I wanted to be able to play fairly hi-fi sounding piano tunes and so the Arduino was not sufficient, at least the not existing stuff I could find. I came up with two options.
1. I want to add an mp3 player to the box so that you can have a theme-song to every level. I could have created an mp3 track for each note and play a corresponding track each time a note is pressed.
2. Acquire a toy keyboard and remove the keyboard and take out the tune-IC and give input from an Arduino instead. This is the option I went for.
So off I wen't to the toy store for the first time in many years, I found this little keyboard for a good price and immediately took it apart.
Turns out all buttons on the keyboard (25 different notes) are played by connecting the following wires.
The fire wires on the left each have a unique digital signal pushed out to them and the five on the right are listening for a signal signal. The combination of what signal is sent and what pin receives it determines what note to play. I also noticed that the IC on the synth circles around the pins and only plays one signal stream at a time (a kind of multiplexing). Below you can see one of these signals on the scope.
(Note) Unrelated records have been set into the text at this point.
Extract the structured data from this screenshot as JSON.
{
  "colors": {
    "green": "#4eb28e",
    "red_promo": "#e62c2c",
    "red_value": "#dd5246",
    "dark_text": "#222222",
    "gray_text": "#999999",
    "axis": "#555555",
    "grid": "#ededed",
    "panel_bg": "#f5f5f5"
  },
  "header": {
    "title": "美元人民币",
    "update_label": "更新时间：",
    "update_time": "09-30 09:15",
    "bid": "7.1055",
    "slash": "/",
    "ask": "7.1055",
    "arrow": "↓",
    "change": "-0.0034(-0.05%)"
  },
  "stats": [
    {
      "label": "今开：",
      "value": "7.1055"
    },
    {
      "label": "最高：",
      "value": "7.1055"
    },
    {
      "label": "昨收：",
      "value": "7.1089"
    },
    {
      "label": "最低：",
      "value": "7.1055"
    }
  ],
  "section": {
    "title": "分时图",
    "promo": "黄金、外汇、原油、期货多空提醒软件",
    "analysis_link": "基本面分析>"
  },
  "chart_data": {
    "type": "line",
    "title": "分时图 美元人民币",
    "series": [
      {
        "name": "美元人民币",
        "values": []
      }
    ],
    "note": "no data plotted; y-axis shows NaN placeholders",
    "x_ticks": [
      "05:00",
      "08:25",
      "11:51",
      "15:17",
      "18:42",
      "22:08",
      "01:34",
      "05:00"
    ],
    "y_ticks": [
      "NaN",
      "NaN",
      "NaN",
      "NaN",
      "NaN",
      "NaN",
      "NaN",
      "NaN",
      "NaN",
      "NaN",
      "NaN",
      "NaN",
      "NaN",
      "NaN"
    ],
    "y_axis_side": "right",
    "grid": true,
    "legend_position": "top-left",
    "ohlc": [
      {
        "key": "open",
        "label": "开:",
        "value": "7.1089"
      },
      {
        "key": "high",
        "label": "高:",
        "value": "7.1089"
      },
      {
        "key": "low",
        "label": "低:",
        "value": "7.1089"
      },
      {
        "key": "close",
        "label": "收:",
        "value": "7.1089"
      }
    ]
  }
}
This was not what I expected and made matters a bit more complicated than I'd hoped for. I though that I could simply control these by pulling the pins low or high but instead I had to route the signal using the Arduino. I bought two of these DG418DJ analog signal switches.
I wanted a simple song and found "Marry had a little lamb". This was great since it could be played using only 5 keys. Below is what the player will have to imitate in four segments, one per row.
I 3D printed a holder for five cherry switches and put them in place. I had a bunch of extra buttons and they all looked the same. Maybe I'll write the notes on them but it's a bit too much of a giveaway I feel.
The small speaker on the keyboard was not loud enough, and I needed a larger speaker setup for the mp3 soundtrack anyway. And now it came quite handy to have the analog switches with free channels because when this level is active the box will swap the speaker input from mp3-player to the keyboard circuit and then back again when it is over. As usual the dumpster came to rescue with a basic but perfectly working computer speaker system. I removed the power amplifier and the SMPS from the subwoofer box and skipped the woofer speaker entirely. All this could later be mounted inside the box.
After soldering on a ribbon cable and connecting the cherry buttons, the keyboard circuit and the analog switch ICs I could try the whole setup. It worked!
Now everything could be soldered onto a board and mounted on the panel. I added a external volume control that will control the volume of both the music and the keyboard. The speaker on the board is the one that came with the keyboard and it's there just for testing. It won't be active when it's all done.